Антология эта могла бы стать уникальным памятником: лучшие стихи Золотого века, избранные одним из лучших поэтов века Серебряного. Увы, этого не случилось: антология составлена очень странно. В предисловии Ходасевич пишет: «В то время как другие подобные издания стараются представить каждого поэта в наиболее характерных, выразительных для него образцах, стремятся выявить его творчество и миросозерцание как можно всестороннее — мы мало заботились о такой полноте. Мы старались выбрать лучшие произведения каждого данного автора, независимо от того, являются ли они в его творчестве типическими или случайными, вполне самостоятельными или отражающими чужое влияние».

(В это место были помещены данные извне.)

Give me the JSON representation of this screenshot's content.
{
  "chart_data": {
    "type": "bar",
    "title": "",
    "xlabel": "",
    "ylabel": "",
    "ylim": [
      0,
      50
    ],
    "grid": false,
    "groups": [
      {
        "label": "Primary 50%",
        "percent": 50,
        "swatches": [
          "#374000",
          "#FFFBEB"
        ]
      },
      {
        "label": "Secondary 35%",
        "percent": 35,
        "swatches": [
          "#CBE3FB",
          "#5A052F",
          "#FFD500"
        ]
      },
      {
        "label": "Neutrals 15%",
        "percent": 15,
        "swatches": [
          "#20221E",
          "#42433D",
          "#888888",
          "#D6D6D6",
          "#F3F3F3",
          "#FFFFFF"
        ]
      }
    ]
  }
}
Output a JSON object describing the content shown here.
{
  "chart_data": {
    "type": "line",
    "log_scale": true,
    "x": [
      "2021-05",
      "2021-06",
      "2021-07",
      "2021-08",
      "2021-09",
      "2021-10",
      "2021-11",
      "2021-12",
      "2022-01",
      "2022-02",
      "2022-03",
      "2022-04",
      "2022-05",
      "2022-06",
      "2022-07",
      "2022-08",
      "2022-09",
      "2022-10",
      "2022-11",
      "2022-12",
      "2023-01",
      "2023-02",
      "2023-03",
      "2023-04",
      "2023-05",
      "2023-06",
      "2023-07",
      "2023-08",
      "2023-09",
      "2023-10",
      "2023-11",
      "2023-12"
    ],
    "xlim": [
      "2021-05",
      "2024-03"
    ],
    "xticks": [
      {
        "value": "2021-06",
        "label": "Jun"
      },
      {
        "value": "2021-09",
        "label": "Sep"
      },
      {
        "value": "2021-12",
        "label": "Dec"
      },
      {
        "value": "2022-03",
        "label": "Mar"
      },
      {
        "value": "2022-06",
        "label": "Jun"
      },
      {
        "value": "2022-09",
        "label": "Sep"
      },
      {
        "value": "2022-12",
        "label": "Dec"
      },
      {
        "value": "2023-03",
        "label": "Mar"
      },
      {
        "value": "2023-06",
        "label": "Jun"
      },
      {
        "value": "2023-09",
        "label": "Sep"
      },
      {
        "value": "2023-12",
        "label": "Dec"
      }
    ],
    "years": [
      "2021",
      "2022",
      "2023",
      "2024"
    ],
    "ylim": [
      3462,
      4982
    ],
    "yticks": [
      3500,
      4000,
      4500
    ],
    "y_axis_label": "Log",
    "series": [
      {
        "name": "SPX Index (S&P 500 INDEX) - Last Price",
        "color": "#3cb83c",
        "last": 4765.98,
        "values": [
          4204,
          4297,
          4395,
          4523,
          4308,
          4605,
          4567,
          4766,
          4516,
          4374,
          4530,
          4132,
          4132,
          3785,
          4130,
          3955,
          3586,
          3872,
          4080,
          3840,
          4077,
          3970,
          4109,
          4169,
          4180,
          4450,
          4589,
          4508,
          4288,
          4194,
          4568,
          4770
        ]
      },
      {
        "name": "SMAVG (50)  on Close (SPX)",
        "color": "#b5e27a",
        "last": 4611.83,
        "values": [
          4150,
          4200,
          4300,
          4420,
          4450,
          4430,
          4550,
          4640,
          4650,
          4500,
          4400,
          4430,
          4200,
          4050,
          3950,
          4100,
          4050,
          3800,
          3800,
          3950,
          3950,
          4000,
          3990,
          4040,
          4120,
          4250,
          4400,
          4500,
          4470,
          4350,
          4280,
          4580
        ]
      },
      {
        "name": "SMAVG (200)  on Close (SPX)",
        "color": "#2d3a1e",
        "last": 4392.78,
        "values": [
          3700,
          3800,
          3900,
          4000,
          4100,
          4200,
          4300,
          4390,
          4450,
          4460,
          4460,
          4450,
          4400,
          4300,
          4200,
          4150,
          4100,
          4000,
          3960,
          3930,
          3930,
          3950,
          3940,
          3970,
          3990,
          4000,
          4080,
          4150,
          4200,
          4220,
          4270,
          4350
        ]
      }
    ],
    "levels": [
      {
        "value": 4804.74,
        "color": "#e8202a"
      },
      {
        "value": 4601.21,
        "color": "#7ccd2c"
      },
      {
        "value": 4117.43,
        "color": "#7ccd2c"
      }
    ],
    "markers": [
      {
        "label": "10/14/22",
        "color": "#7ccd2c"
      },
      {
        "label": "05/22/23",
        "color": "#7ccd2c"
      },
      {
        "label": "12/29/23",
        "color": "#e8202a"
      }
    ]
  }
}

На практике в антологию попали стихи и нехарактерные, и слабые. Трудно объяснить, зачем в подборку Алексея Кольцова включено неуклюжее и подражательное юношеское стихотворение «Не мне внимать напев волшебный…», и почему Денис Давыдов представлен не «гусарскими» стихами, а довольно безликим романсом. В подборке Якова Полонского нет «Затворницы» и «Качки в бурю», Аполлона Майкова (что совсем уж странно) — «Ласточек». Николай Некрасов представлен всего пятью стихотворениями, среди которых лишь «Влас» принадлежит к его подлинным шедеврам. (Холодное отношение к этому классику присуще было Ходасевичу всю жизнь. Уже незадолго до смерти, в 1938 году, он писал: «Великим поэтом Некрасова я никогда не считал и считать не в силах. Считаю его человеком поэтически одаренным, но свою одаренность загубившим вольно или невольно»[230]. Подобная позиция характерна была для «старших» символистов. Отношение к Некрасову многих современников Ходасевича — Блока, Белого, Гумилёва, Ахматовой — было уже совершенно иным. Глухота к некрасовскому мастерству со стороны будущего автора «Европейской ночи», пожалуй, особенно удивительна.) В подборке Пушкина находится место четырем стихотворениям лицейской поры — при отсутствии «Бесов» или «Трех ключей». Подборка Лермонтова большей частью состоит из юношеских опытов; в ней нет ни «Сна», ни «Тамары». Словом, во всем сквозит ощущение случайности и небрежности. Недаром антология ни разу не переиздавалась.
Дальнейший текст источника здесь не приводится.